A Impossible Foods fez demissões e enxugou seu portfólio, enquanto a Unilever vendeu sua marca The Vegetarian Butcher para a JBS. A BRF assumiu, no fim do ano passado, o controle total da PlantPlus Foods em conjunto com a Marfrig, levando a fatia da americana ADM no negócio.

Ainda assim, o setor segue crescendo. Segundo os dados mais recentes divulgados pelo Good Food Institute (GFI), com base na Euromonitor, as vendas no varejo brasileiro de carne e frutos do mar plant-based somaram R$ 1,1 bilhão em 2023. Já as categorias de leite e iogurte plant-based movimentaram cerca de R$ 700 milhões, em um total de aproximadamente R$ 1,8 bilhão. No entanto, esses números são vistos com ceticismo pelo setor.

Futuro Burger, carro-chefe da Fazenda Futuro
Futuro Burger, carro-chefe da Fazenda Futuro (Divulgação)

O índice de recompra também aumentou: 53% de quem já provou voltaria a comprar — contra 49% no ano anterior. O desafio? Preço ainda elevado, dificuldade de diferenciação sensorial em alguns produtos e, sobretudo, disponibilidade. Mais da metade dos consumidores relataram não encontrar produtos plant-based com facilidade nos últimos seis meses.

Na avaliação de Leta, o mercado para os produtos da Fazenda Futuro no Brasil é, na prática, muito menor do que se estimava nos anos de euforia. Ele calcula que o mercado endereçável hoje esteja na casa dos R$ 200 milhões por ano.

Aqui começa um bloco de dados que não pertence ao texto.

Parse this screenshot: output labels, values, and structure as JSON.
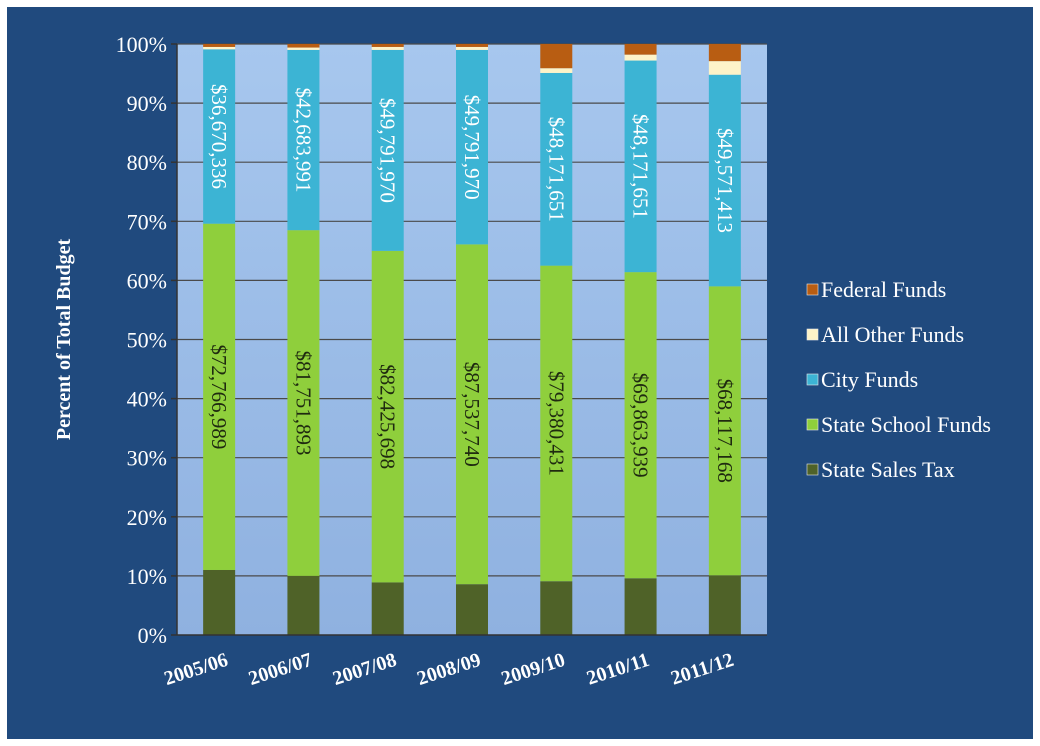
{
  "chart_data": {
    "type": "bar",
    "stacked": "percent",
    "ylabel": "Percent of Total Budget",
    "xlabel": "",
    "ylim": [
      0,
      100
    ],
    "yticks": [
      "0%",
      "10%",
      "20%",
      "30%",
      "40%",
      "50%",
      "60%",
      "70%",
      "80%",
      "90%",
      "100%"
    ],
    "grid": true,
    "legend_position": "right",
    "categories": [
      "2005/06",
      "2006/07",
      "2007/08",
      "2008/09",
      "2009/10",
      "2010/11",
      "2011/12"
    ],
    "series": [
      {
        "name": "State Sales Tax",
        "color": "#4f6228",
        "values": [
          11.0,
          10.0,
          8.9,
          8.6,
          9.1,
          9.6,
          10.1
        ],
        "labels": []
      },
      {
        "name": "State School Funds",
        "color": "#8fcf3c",
        "values": [
          58.6,
          58.5,
          56.1,
          57.5,
          53.4,
          51.8,
          48.9
        ],
        "labels": [
          "$72,766,989",
          "$81,751,893",
          "$82,425,698",
          "$87,537,740",
          "$79,380,431",
          "$69,863,939",
          "$68,117,168"
        ]
      },
      {
        "name": "City Funds",
        "color": "#3cb4d4",
        "values": [
          29.5,
          30.5,
          34.0,
          32.9,
          32.6,
          35.8,
          35.8
        ],
        "labels": [
          "$36,670,336",
          "$42,683,991",
          "$49,791,970",
          "$49,791,970",
          "$48,171,651",
          "$48,171,651",
          "$49,571,413"
        ]
      },
      {
        "name": "All Other Funds",
        "color": "#fdf3c8",
        "values": [
          0.4,
          0.4,
          0.5,
          0.5,
          0.8,
          1.0,
          2.3
        ],
        "labels": []
      },
      {
        "name": "Federal Funds",
        "color": "#b85d12",
        "values": [
          0.5,
          0.6,
          0.5,
          0.5,
          4.1,
          1.8,
          2.9
        ],
        "labels": []
      }
    ],
    "legend_order": [
      "Federal Funds",
      "All Other Funds",
      "City Funds",
      "State School Funds",
      "State Sales Tax"
    ]
  }
}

Em termos globais, a pesquisa do GFI aponta que o mercado plant-based atingiu US$ 28,6 bilhões em 2024. As vendas de carnes vegetais cresceram cerca de 4% no mundo, somando US$ 6,1 bilhões — prolongando a estabilização observada desde 2021.

O investimento privado no setor despencou cerca de 50% em 2024 (com variações entre 28% e 64%, a depender da metodologia e da fonte), tornando o ambiente mais hostil para marcas que cresceram rápido demais e não conseguiram garantir rentabilidade sustentável.